The 2024 Kamloops report showed an overall vacancy rate of approximately 1.4% for the primary rental market — purpose-built apartments. That's a tight market. For context, CMHC considers 3% to be a balanced vacancy rate. At 1.4%, landlords are in a strong position relative to tenants, and rent growth pressure is real.
CMHC also publishes housing starts data by type, which tells you whether new supply is entering the market and in what form. If multifamily starts are accelerating, that's a forward-looking signal about future vacancy rates. If they're low despite tight vacancy, that supports the rent growth thesis.
Best use: quarterly check for vacancy trends and rental universe growth. It's not a tool for deal-level analysis, but it's the only credible source for market-level rental fundamentals in BC's smaller cities.
6. City of Kamloops Open Data
URL: kamloops.ca/city-hall/open-data
What it's useful for:
The City publishes a surprisingly rich dataset through its open data portal.
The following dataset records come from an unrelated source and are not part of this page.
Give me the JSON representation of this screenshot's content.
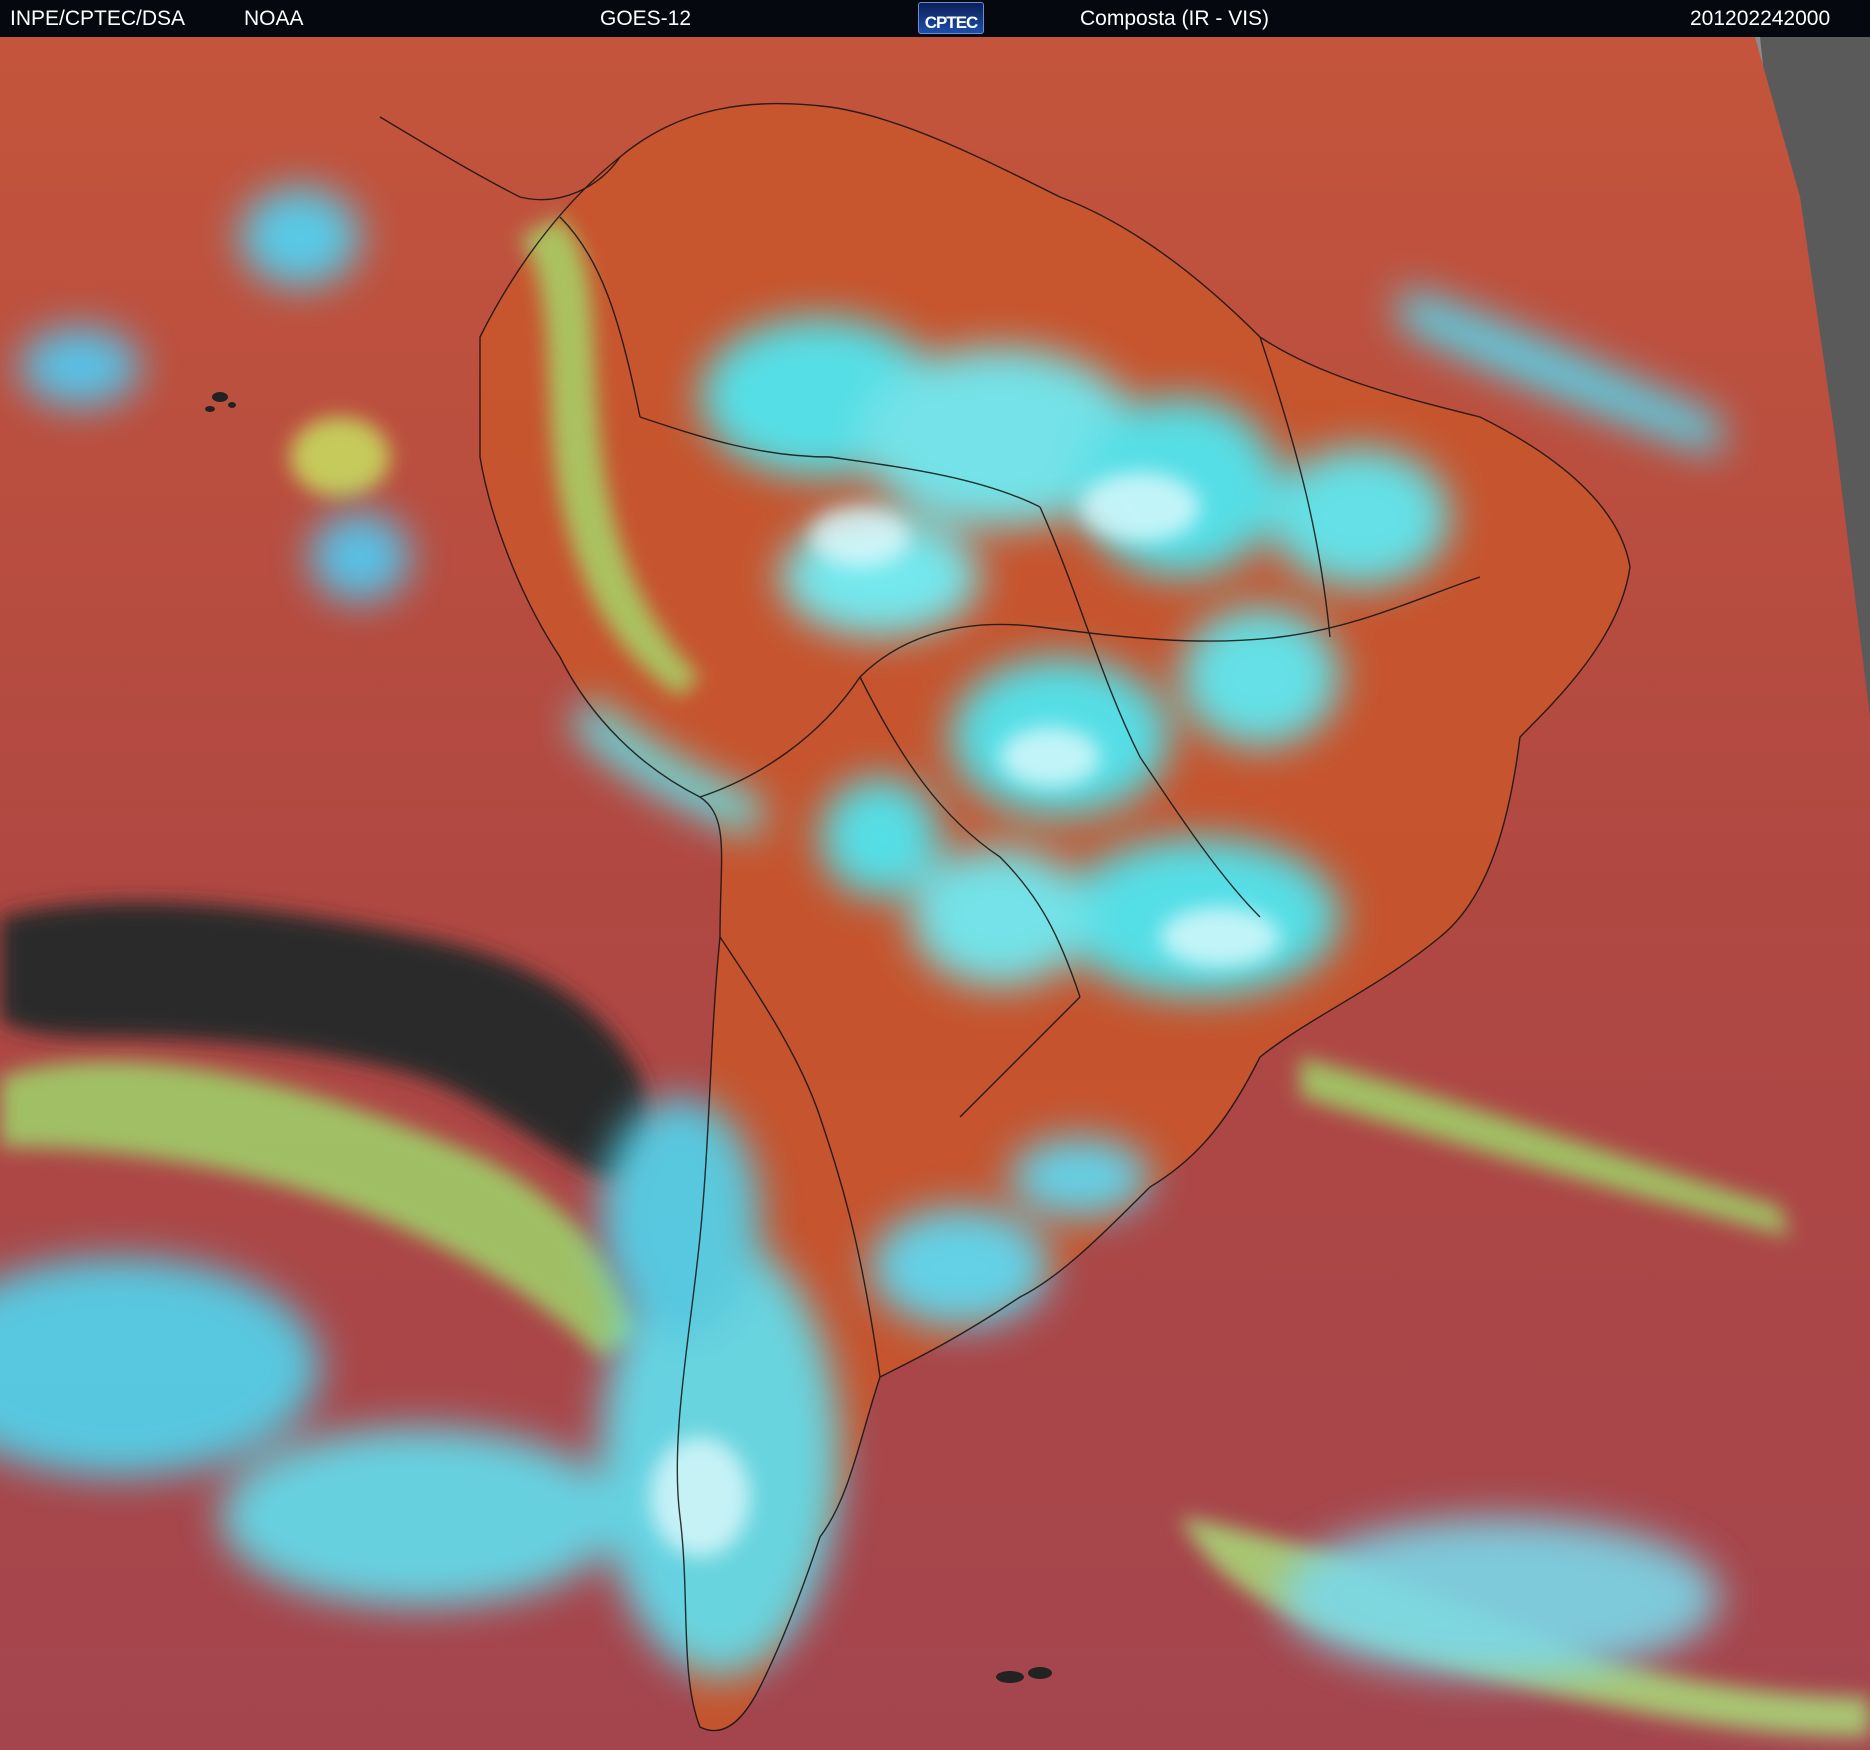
{
  "header": {
    "org": "INPE/CPTEC/DSA",
    "agency": "NOAA",
    "satellite": "GOES-12",
    "logo_text": "CPTEC",
    "product": "Composta (IR - VIS)",
    "timestamp": "201202242000"
  },
  "colors": {
    "header_bg": "#05080f",
    "ocean_base": "#b24a40",
    "land_warm": "#c8552c",
    "cloud_cyan": "#4fe6f0",
    "cloud_light": "#c9f6ff",
    "cloud_green": "#9fd56a",
    "dark_clouds": "#2a2a2a",
    "no_data": "#8c8c8c",
    "border_lines": "#111111"
  }
}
The two most useful for real estate research: the building permits database and the zoning/GIS data.
Building permits let you look up permit history on any Kamloops address — construction permits, electrical, plumbing, demolition. As I discovered in my duplex underwrite, pulling a permit history before booking a showing can surface deferred capital issues that aren't disclosed in a listing. A property with no permits pulled in 20 years on a 1970s-era building is a red flag. A property where you can see permits for a furnace replacement (2019), a hot water tank (2021), and an electrical panel upgrade (2018) is telling a different story.
The zoning maps are useful for understanding what's permitted on a parcel — can you add a garden suite? Is this lot zoned for duplex or could it be rezoned for small-scale multi-unit? In Kamloops, like many BC municipalities adapting to the provincial small-scale multi-unit housing legislation, there's been zoning evolution worth tracking.
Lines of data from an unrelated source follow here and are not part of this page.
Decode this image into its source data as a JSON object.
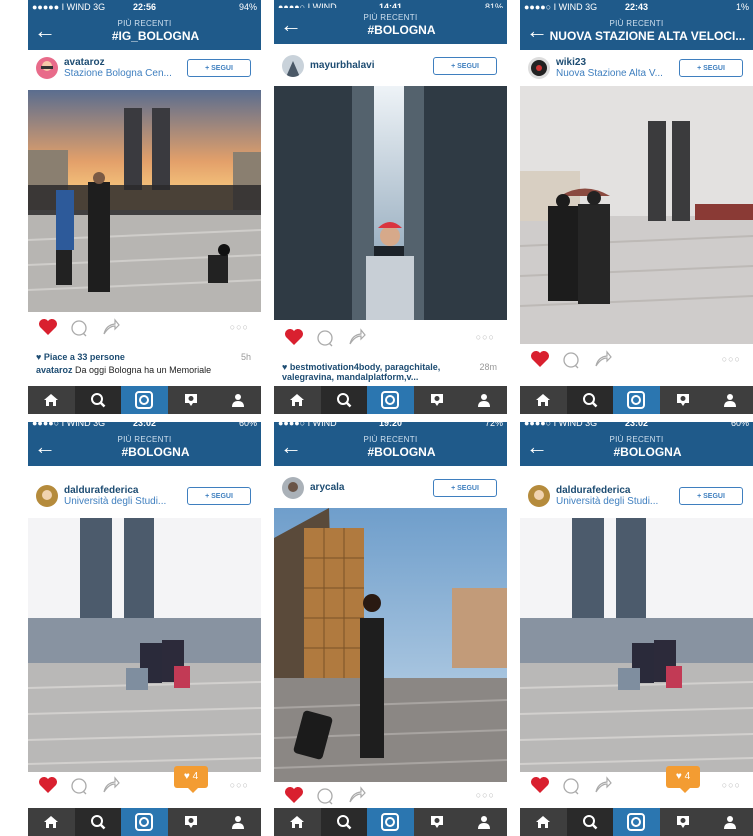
{
  "panels": [
    {
      "status": {
        "left": "●●●●● I WIND  3G",
        "time": "22:56",
        "right": "94%"
      },
      "nav": {
        "subtitle": "PIÙ RECENTI",
        "title": "#IG_BOLOGNA"
      },
      "user": {
        "name": "avataroz",
        "location": "Stazione Bologna Cen..."
      },
      "follow_label": "+ SEGUI",
      "likes": {
        "text": "Piace a 33 persone",
        "time": "5h"
      },
      "caption": {
        "user": "avataroz",
        "text": "Da oggi Bologna ha un Memoriale"
      }
    },
    {
      "status": {
        "left": "●●●●○ I WIND",
        "time": "14:41",
        "right": "81%"
      },
      "nav": {
        "subtitle": "PIÙ RECENTI",
        "title": "#BOLOGNA"
      },
      "user": {
        "name": "mayurbhalavi"
      },
      "follow_label": "+ SEGUI",
      "tags": {
        "text": "bestmotivation4body, paragchitale, valegravina, mandalplatform,v...",
        "time": "28m"
      }
    },
    {
      "status": {
        "left": "●●●●○ I WIND  3G",
        "time": "22:43",
        "right": "1%"
      },
      "nav": {
        "subtitle": "PIÙ RECENTI",
        "title": "NUOVA STAZIONE ALTA VELOCI..."
      },
      "user": {
        "name": "wiki23",
        "location": "Nuova Stazione Alta V..."
      },
      "follow_label": "+ SEGUI"
    },
    {
      "status": {
        "left": "●●●●○ I WIND  3G",
        "time": "23:02",
        "right": "60%"
      },
      "nav": {
        "subtitle": "PIÙ RECENTI",
        "title": "#BOLOGNA"
      },
      "user": {
        "name": "daldurafederica",
        "location": "Università degli Studi..."
      },
      "follow_label": "+ SEGUI",
      "notification_count": "4"
    },
    {
      "status": {
        "left": "●●●●○ I WIND",
        "time": "19:20",
        "right": "72%"
      },
      "nav": {
        "subtitle": "PIÙ RECENTI",
        "title": "#BOLOGNA"
      },
      "user": {
        "name": "arycala"
      },
      "follow_label": "+ SEGUI"
    },
    {
      "status": {
        "left": "●●●●○ I WIND  3G",
        "time": "23:02",
        "right": "60%"
      },
      "nav": {
        "subtitle": "PIÙ RECENTI",
        "title": "#BOLOGNA"
      },
      "user": {
        "name": "daldurafederica",
        "location": "Università degli Studi..."
      },
      "follow_label": "+ SEGUI",
      "notification_count": "4"
    }
  ],
  "icons": {
    "back": "arrow-left-icon",
    "like": "heart-icon",
    "comment": "comment-icon",
    "share": "share-icon",
    "tabs": [
      "home-icon",
      "search-icon",
      "camera-icon",
      "activity-icon",
      "profile-icon"
    ]
  },
  "colors": {
    "bar": "#1f5a8a",
    "accent": "#3f7fbf",
    "heart": "#d9202f",
    "tab_active": "#2b76b0",
    "notification": "#f39c32"
  }
}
The Tracking System I Built
After spending time across all six of these sources, I found I was losing information — I'd look at a neighbourhood, form a view, and then forget the specific data points a week later when I was looking at a different deal. I built a simple tracking system to solve this.
The backbone is a Supabase project with four tables: properties (any property I've looked at seriously, with address, listing price, and key specs), rent_comps (rental listings I've captured from Rentals.ca with price, date seen, and unit type), market_snapshots (monthly notes from BCREA and CMHC, with key metrics and my interpretation), and permit_history (permit data pulled for any property I've underwritten).
On top of that I have a simple Google Sheet that I update monthly with five metrics: KADREA benchmark price (single-family and multifamily separately), estimated vacancy rate (interpolating from CMHC's annual report), average asking rent for 2-bed and 3-bed units in my target neighbourhoods from Rentals.ca, and the month's mortgage rate (5-year fixed, best available through a broker I track). Five numbers, once a month, tracked over time.
That longitudinal view is more useful than any single data source. It's letting me see the direction of things — not just where the market is today, but whether conditions are improving or worsening for my specific investment thesis. When the benchmark price is flat, vacancy is rising, and asking rents are softening, that's a different environment than the one I'm looking at today. I want to know if that environment is coming before it arrives.
None of these tools give you certainty. They give you better-calibrated uncertainty, which is the actual goal.